Cresce a ritmo serrato il numero di distillerie in Italia, che dopo la pandemia ha registrato un incremento superiore al 20% per avvio di nuove aperture. A trainare il boom, che riguarda soprattutto progetti di microdistillerie, è il fenomeno del conto terzi, in larga parte legato alla cosiddetta “gin craze”, una passione che oggi ha portato alla presenza di circa un migliaio di etichette made in Italy, destinate a raddoppiare nei prossimi anni. È quanto emerge dalle elaborazioni di Spirito Autoctono Magazine dati di Distillo Expo, salone delle attrezzature dedicate alle micro distillerie in programma a Milano dal 16 al 17 maggio”.
Dal report emerge che sono quasi un centinaio le distillerie attive oggi in Italia, per una produzione che – rispetto a quella di Paesi come Uk (Scozia, nello specifico), Irlanda e Usa – rimangono molto contenute. Lo studio segnala che prima della pandemia erano 85 le distillerie attive nel nostro Paese, con produzioni che comprendevano principalmente grappa, brandy e gin. A trainare la crescita è soprattutto l’obiettivo della distillazione in conto terzi per la produzione di etichette private label, su cui le realtà emergenti orientano i due terzi della propria previsione di produzione.
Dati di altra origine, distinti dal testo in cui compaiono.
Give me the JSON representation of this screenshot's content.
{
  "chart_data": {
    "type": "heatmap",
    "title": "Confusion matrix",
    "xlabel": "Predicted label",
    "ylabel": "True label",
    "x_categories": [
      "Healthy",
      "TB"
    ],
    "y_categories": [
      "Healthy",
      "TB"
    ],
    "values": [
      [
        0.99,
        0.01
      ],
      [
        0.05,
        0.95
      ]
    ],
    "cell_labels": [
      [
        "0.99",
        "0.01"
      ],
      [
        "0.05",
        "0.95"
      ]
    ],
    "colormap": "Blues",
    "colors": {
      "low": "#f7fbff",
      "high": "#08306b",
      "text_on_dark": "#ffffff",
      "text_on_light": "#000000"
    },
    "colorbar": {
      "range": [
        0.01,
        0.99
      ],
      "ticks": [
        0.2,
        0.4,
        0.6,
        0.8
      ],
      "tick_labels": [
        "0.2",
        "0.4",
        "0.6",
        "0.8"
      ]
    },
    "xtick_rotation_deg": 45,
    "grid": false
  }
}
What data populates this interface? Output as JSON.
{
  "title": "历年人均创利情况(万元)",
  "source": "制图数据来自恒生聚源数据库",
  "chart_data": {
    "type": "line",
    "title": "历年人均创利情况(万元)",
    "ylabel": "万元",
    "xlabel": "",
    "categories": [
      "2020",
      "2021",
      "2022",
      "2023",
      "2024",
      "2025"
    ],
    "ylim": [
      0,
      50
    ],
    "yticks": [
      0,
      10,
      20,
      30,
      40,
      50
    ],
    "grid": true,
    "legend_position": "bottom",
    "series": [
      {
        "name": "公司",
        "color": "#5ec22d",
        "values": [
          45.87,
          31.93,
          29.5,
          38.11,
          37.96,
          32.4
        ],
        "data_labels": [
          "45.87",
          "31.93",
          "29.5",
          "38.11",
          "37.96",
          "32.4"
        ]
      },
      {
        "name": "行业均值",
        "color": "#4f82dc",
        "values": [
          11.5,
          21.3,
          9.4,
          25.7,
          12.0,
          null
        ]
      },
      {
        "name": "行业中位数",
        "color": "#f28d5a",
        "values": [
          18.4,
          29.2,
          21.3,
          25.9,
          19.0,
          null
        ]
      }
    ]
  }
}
A spingere il fenomeno è soprattutto il gin, che negli ultimi anni ha visto crescere la propria popolarità come ingrediente in mixology (dal semplice gin tonic ai cocktail più complessi), ma anche come prodotto in grado di farsi portavoce, attraverso la scelta delle botaniche, di uno storytelling territoriale. Attualmente sono circa un migliaio le etichette di gin italiano, di cui si stima circa il 90% prodotte in conto terzi, con la quasi totalità del volume di gin prodotto da due delle principali aziende di distillazione nazionali.